Drawing Gann Angles Charts
Interpretation
The Gann Angles tool draws Gann support and resistance lines on the chart to make
up a Gann Fan. The lines of a Gann Fan are used to determine price breakouts and
the strength of those breakouts. You can apply up to nine Gann Lines in each Gann
Fan.
A Gann Fan cannot be drawn on a chart scaled to semi-log. This is because a Gann
Fan requires that a unit move is always displayed with the same amount of screen
space on your chart, regardless of what price level is being examined. With a semi
log chart, this assumption is not true.
Above all else, the heart of Gann analysis rests with the angles. Mr Gann, who developed
the Gann Fan, took a square and divided it into 28 equal squares vertically and
horizontally. He then drew a 45-degree angle through the middle of it. He called
this angle the "one-by-one" (I x l).
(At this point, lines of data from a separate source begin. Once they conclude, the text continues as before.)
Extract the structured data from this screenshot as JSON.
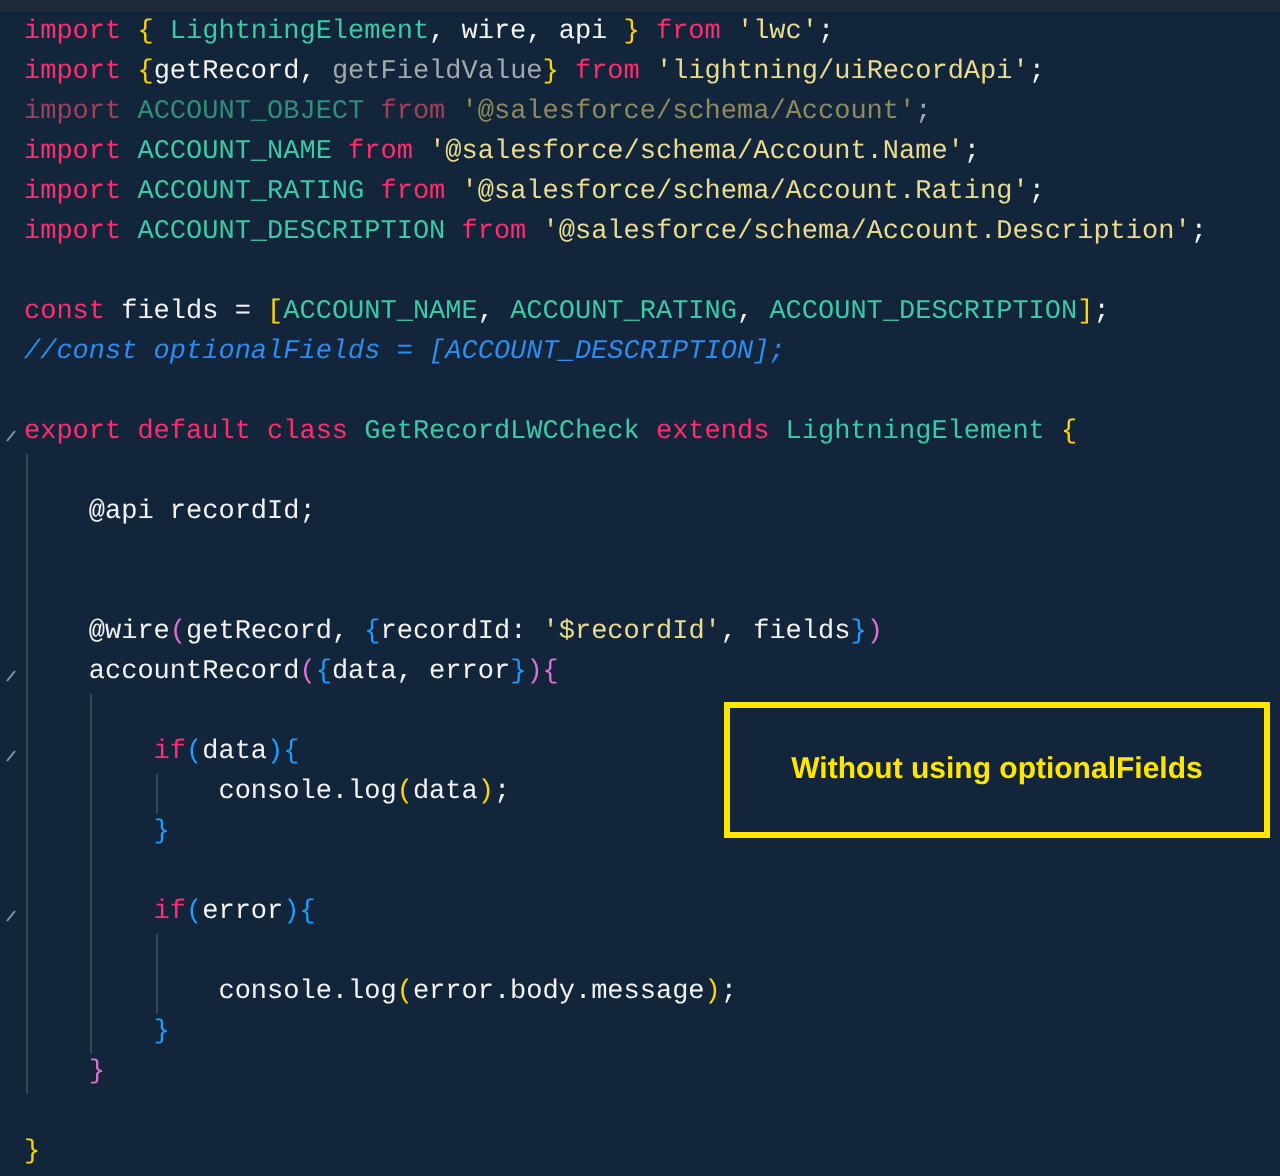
{
  "editor": {
    "lines": [
      {
        "kind": "code",
        "fold": false,
        "tokens": [
          {
            "t": "import ",
            "kind": "kw"
          },
          {
            "t": "{ ",
            "kind": "b1"
          },
          {
            "t": "LightningElement",
            "kind": "cls"
          },
          {
            "t": ", wire, api ",
            "kind": "pl"
          },
          {
            "t": "} ",
            "kind": "b1"
          },
          {
            "t": "from ",
            "kind": "kw"
          },
          {
            "t": "'lwc'",
            "kind": "str"
          },
          {
            "t": ";",
            "kind": "pl"
          }
        ]
      },
      {
        "kind": "code",
        "fold": false,
        "tokens": [
          {
            "t": "import ",
            "kind": "kw"
          },
          {
            "t": "{",
            "kind": "b1"
          },
          {
            "t": "getRecord, ",
            "kind": "pl"
          },
          {
            "t": "getFieldValue",
            "kind": "dim"
          },
          {
            "t": "} ",
            "kind": "b1"
          },
          {
            "t": "from ",
            "kind": "kw"
          },
          {
            "t": "'lightning/uiRecordApi'",
            "kind": "str"
          },
          {
            "t": ";",
            "kind": "pl"
          }
        ]
      },
      {
        "kind": "code",
        "fold": false,
        "tokens": [
          {
            "t": "import ",
            "kind": "dkw"
          },
          {
            "t": "ACCOUNT_OBJECT ",
            "kind": "dcls"
          },
          {
            "t": "from ",
            "kind": "dkw"
          },
          {
            "t": "'@salesforce/schema/Account'",
            "kind": "dstr"
          },
          {
            "t": ";",
            "kind": "dim"
          }
        ]
      },
      {
        "kind": "code",
        "fold": false,
        "tokens": [
          {
            "t": "import ",
            "kind": "kw"
          },
          {
            "t": "ACCOUNT_NAME ",
            "kind": "cls"
          },
          {
            "t": "from ",
            "kind": "kw"
          },
          {
            "t": "'@salesforce/schema/Account.Name'",
            "kind": "str"
          },
          {
            "t": ";",
            "kind": "pl"
          }
        ]
      },
      {
        "kind": "code",
        "fold": false,
        "tokens": [
          {
            "t": "import ",
            "kind": "kw"
          },
          {
            "t": "ACCOUNT_RATING ",
            "kind": "cls"
          },
          {
            "t": "from ",
            "kind": "kw"
          },
          {
            "t": "'@salesforce/schema/Account.Rating'",
            "kind": "str"
          },
          {
            "t": ";",
            "kind": "pl"
          }
        ]
      },
      {
        "kind": "code",
        "fold": false,
        "tokens": [
          {
            "t": "import ",
            "kind": "kw"
          },
          {
            "t": "ACCOUNT_DESCRIPTION ",
            "kind": "cls"
          },
          {
            "t": "from ",
            "kind": "kw"
          },
          {
            "t": "'@salesforce/schema/Account.Description'",
            "kind": "str"
          },
          {
            "t": ";",
            "kind": "pl"
          }
        ]
      },
      {
        "kind": "blank",
        "fold": false
      },
      {
        "kind": "code",
        "fold": false,
        "tokens": [
          {
            "t": "const ",
            "kind": "kw"
          },
          {
            "t": "fields = ",
            "kind": "pl"
          },
          {
            "t": "[",
            "kind": "b1"
          },
          {
            "t": "ACCOUNT_NAME",
            "kind": "cls"
          },
          {
            "t": ", ",
            "kind": "pl"
          },
          {
            "t": "ACCOUNT_RATING",
            "kind": "cls"
          },
          {
            "t": ", ",
            "kind": "pl"
          },
          {
            "t": "ACCOUNT_DESCRIPTION",
            "kind": "cls"
          },
          {
            "t": "]",
            "kind": "b1"
          },
          {
            "t": ";",
            "kind": "pl"
          }
        ]
      },
      {
        "kind": "code",
        "fold": false,
        "tokens": [
          {
            "t": "//const optionalFields = [ACCOUNT_DESCRIPTION];",
            "kind": "cmt"
          }
        ]
      },
      {
        "kind": "blank",
        "fold": false
      },
      {
        "kind": "code",
        "fold": true,
        "tokens": [
          {
            "t": "export default class ",
            "kind": "kw"
          },
          {
            "t": "GetRecordLWCCheck ",
            "kind": "cls"
          },
          {
            "t": "extends ",
            "kind": "kw"
          },
          {
            "t": "LightningElement ",
            "kind": "cls"
          },
          {
            "t": "{",
            "kind": "b1"
          }
        ]
      },
      {
        "kind": "blank",
        "fold": false
      },
      {
        "kind": "code",
        "fold": false,
        "tokens": [
          {
            "t": "    @api recordId;",
            "kind": "pl"
          }
        ]
      },
      {
        "kind": "blank",
        "fold": false
      },
      {
        "kind": "blank",
        "fold": false
      },
      {
        "kind": "code",
        "fold": false,
        "tokens": [
          {
            "t": "    @wire",
            "kind": "pl"
          },
          {
            "t": "(",
            "kind": "b2"
          },
          {
            "t": "getRecord, ",
            "kind": "pl"
          },
          {
            "t": "{",
            "kind": "b3"
          },
          {
            "t": "recordId: ",
            "kind": "pl"
          },
          {
            "t": "'$recordId'",
            "kind": "str"
          },
          {
            "t": ", fields",
            "kind": "pl"
          },
          {
            "t": "}",
            "kind": "b3"
          },
          {
            "t": ")",
            "kind": "b2"
          }
        ]
      },
      {
        "kind": "code",
        "fold": true,
        "tokens": [
          {
            "t": "    accountRecord",
            "kind": "pl"
          },
          {
            "t": "(",
            "kind": "b2"
          },
          {
            "t": "{",
            "kind": "b3"
          },
          {
            "t": "data, error",
            "kind": "pl"
          },
          {
            "t": "}",
            "kind": "b3"
          },
          {
            "t": ")",
            "kind": "b2"
          },
          {
            "t": "{",
            "kind": "b2"
          }
        ]
      },
      {
        "kind": "blank",
        "fold": false
      },
      {
        "kind": "code",
        "fold": true,
        "tokens": [
          {
            "t": "        if",
            "kind": "kw"
          },
          {
            "t": "(",
            "kind": "b3"
          },
          {
            "t": "data",
            "kind": "pl"
          },
          {
            "t": ")",
            "kind": "b3"
          },
          {
            "t": "{",
            "kind": "b3"
          }
        ]
      },
      {
        "kind": "code",
        "fold": false,
        "tokens": [
          {
            "t": "            console.log",
            "kind": "pl"
          },
          {
            "t": "(",
            "kind": "b1"
          },
          {
            "t": "data",
            "kind": "pl"
          },
          {
            "t": ")",
            "kind": "b1"
          },
          {
            "t": ";",
            "kind": "pl"
          }
        ]
      },
      {
        "kind": "code",
        "fold": false,
        "tokens": [
          {
            "t": "        }",
            "kind": "b3"
          }
        ]
      },
      {
        "kind": "blank",
        "fold": false
      },
      {
        "kind": "code",
        "fold": true,
        "tokens": [
          {
            "t": "        if",
            "kind": "kw"
          },
          {
            "t": "(",
            "kind": "b3"
          },
          {
            "t": "error",
            "kind": "pl"
          },
          {
            "t": ")",
            "kind": "b3"
          },
          {
            "t": "{",
            "kind": "b3"
          }
        ]
      },
      {
        "kind": "blank",
        "fold": false
      },
      {
        "kind": "code",
        "fold": false,
        "tokens": [
          {
            "t": "            console.log",
            "kind": "pl"
          },
          {
            "t": "(",
            "kind": "b1"
          },
          {
            "t": "error.body.message",
            "kind": "pl"
          },
          {
            "t": ")",
            "kind": "b1"
          },
          {
            "t": ";",
            "kind": "pl"
          }
        ]
      },
      {
        "kind": "code",
        "fold": false,
        "tokens": [
          {
            "t": "        }",
            "kind": "b3"
          }
        ]
      },
      {
        "kind": "code",
        "fold": false,
        "tokens": [
          {
            "t": "    }",
            "kind": "b2"
          }
        ]
      },
      {
        "kind": "blank",
        "fold": false
      },
      {
        "kind": "code",
        "fold": false,
        "tokens": [
          {
            "t": "}",
            "kind": "b1"
          }
        ]
      }
    ]
  },
  "annotation": {
    "text": "Without using optionalFields"
  }
}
This means that for every one movement in time
there is one movement in price.
One of the easiest methods of detecting a bull market is determining whether prices
hold above the 45-degree line. According to Gann theory, when the line is violated,
the bull market is ending.
Although the one-by-one is the most important angle, there are the one-by-two (1x2),
one-by-four (1 x4), one-by-eight (1 x8), and one-by-sixteen (1 x 16) angles as well.
Gann's rule for using angles was this: if one angle is broken, the market will trade
down (up) to the next-lowest (highest) angle. A one-by-two angle is steeper than
a one-by-one angle. Thus, if prices rise at a one-by-two angle the market is considered
extremely bullish. All angles should be drawn from any significant high or low points
in the market.
As markets turn from bull to bear, however, the one-by-one will no longer hold and,
in time, the pace might accelerate still more. At that time, the two-by-one line
might be the line the market is following. If one line cannot hold, look for the
market to trade to the next line.
The angles are valuable not only as support and resistance lines, but as indicators
of important reversal points as well. The reversal points occur where the angles
cross. For example, if the market made a significant low at 280.00, went up to 289.80,
then came down to 280.00 once again. If at both occurrences of 280.00 one-by-one
and one-by-two lines were drawn up from them, the one-by-one from the first point
will at some point cross the one-by-two from the second point and vice versa. These
points are critical points and many times indicate a powerful reversal.